The crooks hide their actual whereabouts on fake caller IDs and are frequently based overseas, beyond the reach of local law enforcement.

To fight this type of fraud, the New York state attorney general’s office has started a prevention program that holds the promise of becoming a national model.

The program, called “Grandkids Against The Grandparent Scam,” was started in November, and involves giving 30- to 60-minute talks to high school students (along with pamphlets) telling them to warn their grandparents not to be victimized.

The grandparents should be warned by these students that if they get emergency calls from people claiming to be the grandchildren, they must first check with other family members to find out where the grandchildren really are.

The program also advises the youngsters to help prevent the spread of the fraud by limiting the amount of personal information they share with others and to “friend” only people they know on Facebook and other social media outlets.

Gary Brown, the statewide elder abuse coordinator with the New York's attorney general’s office, said the grandparent scams are growing and they are underreported.

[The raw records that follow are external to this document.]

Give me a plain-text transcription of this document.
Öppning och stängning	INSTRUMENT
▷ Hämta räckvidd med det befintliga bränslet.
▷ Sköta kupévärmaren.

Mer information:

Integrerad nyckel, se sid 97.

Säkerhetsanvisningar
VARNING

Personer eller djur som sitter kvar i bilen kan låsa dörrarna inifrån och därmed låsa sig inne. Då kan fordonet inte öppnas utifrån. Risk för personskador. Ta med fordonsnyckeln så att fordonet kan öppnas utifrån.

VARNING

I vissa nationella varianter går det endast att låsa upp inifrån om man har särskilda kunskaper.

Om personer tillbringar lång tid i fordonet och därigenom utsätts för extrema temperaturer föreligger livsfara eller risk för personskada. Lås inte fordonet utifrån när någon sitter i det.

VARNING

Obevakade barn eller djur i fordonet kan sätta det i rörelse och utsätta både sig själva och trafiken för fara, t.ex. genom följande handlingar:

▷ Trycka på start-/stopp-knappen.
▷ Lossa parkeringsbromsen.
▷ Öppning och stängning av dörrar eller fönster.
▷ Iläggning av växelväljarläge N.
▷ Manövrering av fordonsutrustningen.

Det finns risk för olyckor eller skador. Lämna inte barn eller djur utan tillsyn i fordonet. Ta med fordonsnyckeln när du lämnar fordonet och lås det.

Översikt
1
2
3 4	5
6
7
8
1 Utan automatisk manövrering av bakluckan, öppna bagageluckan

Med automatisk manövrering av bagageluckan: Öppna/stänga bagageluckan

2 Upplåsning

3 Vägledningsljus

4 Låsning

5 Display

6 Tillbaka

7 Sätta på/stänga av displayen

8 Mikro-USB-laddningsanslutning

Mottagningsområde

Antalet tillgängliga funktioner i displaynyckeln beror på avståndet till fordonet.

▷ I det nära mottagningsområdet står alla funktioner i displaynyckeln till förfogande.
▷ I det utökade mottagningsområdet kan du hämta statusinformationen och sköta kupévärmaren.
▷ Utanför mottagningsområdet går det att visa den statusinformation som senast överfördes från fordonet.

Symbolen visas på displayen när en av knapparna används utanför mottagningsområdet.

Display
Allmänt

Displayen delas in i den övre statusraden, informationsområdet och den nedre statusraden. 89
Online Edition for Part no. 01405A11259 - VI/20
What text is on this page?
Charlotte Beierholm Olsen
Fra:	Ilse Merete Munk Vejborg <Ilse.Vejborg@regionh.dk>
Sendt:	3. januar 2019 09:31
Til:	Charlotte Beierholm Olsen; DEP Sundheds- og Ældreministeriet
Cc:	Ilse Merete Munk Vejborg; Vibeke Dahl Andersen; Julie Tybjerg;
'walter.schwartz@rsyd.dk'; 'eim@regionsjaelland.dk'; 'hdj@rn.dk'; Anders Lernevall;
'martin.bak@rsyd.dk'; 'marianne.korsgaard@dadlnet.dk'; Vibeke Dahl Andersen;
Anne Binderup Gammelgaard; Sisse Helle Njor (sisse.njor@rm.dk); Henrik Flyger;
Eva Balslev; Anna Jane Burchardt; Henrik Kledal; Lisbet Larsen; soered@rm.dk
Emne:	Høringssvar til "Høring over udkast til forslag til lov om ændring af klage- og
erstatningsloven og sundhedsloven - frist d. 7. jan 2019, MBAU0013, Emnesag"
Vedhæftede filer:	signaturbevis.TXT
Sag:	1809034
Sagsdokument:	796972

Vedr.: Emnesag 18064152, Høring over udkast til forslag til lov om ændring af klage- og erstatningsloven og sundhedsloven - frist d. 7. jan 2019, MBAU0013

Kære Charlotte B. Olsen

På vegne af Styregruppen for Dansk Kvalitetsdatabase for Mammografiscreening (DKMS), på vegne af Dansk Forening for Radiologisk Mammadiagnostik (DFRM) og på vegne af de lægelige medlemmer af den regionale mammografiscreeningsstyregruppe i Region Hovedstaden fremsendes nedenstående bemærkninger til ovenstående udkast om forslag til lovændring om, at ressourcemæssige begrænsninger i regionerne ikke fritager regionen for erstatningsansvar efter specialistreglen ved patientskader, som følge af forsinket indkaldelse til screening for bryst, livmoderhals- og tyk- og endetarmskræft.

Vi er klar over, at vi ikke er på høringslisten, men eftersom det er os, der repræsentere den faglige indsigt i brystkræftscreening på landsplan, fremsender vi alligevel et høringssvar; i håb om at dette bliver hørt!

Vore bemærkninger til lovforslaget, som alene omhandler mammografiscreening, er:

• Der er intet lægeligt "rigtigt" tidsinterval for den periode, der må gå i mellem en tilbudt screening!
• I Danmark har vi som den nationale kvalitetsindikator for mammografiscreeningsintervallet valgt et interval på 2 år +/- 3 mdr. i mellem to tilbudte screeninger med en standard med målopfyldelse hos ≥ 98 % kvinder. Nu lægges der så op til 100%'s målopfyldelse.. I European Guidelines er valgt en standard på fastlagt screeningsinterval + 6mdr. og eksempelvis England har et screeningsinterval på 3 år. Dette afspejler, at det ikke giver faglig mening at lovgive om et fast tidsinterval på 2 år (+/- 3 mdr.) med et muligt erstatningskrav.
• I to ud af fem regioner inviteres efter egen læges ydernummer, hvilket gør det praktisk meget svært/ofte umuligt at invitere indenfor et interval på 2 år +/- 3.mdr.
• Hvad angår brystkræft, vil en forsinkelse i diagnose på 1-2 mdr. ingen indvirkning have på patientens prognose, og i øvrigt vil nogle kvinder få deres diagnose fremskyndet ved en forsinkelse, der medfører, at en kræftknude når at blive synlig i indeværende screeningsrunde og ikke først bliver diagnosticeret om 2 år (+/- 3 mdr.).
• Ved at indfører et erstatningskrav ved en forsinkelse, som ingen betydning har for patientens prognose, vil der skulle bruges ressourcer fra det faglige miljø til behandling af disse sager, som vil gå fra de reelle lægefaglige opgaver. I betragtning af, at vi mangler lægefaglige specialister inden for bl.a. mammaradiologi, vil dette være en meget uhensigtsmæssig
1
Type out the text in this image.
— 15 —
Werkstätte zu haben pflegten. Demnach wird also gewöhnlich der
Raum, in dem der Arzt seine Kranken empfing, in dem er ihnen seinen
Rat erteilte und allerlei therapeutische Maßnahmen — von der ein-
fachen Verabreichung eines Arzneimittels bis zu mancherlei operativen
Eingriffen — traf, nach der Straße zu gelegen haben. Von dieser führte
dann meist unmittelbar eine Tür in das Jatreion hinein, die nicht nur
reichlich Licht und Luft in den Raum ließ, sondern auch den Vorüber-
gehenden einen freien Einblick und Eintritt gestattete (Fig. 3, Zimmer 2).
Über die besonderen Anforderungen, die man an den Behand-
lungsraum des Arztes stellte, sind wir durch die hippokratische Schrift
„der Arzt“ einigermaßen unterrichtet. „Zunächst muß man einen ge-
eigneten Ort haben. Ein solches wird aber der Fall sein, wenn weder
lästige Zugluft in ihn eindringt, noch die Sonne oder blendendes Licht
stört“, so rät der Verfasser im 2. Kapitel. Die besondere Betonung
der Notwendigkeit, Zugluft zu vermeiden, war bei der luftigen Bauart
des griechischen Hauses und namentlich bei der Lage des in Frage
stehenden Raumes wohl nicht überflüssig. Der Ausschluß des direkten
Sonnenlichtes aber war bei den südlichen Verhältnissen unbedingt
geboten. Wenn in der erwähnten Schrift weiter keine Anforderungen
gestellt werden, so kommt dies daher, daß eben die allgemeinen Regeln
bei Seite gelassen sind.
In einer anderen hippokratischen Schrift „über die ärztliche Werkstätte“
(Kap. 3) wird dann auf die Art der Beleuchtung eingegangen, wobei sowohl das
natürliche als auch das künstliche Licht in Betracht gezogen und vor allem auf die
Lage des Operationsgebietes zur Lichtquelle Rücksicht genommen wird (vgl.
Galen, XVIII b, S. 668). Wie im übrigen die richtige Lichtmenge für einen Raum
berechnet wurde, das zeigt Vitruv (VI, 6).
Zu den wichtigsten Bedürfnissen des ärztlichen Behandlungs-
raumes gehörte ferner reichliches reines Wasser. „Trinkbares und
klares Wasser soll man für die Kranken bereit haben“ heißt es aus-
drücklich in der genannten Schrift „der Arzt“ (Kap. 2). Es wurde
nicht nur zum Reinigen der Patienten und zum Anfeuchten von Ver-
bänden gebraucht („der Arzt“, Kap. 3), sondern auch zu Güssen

The elderly are often afraid to tell their adult children they have been victimized, he said, out of fear the children will view this as a form of mental decline and that it will be one step in the process of losing their independence and going to a nursing home.

At least three other jurisdictions are said to be looking at the program. One is Oregon, according to Ellen Klein, the Oregon state attorney general’s director of consumer outreach and education.

“It’s a compelling means to get at the scam in a new way,” she said. “We’re trying to do everything we can to prevent people from becoming victims.”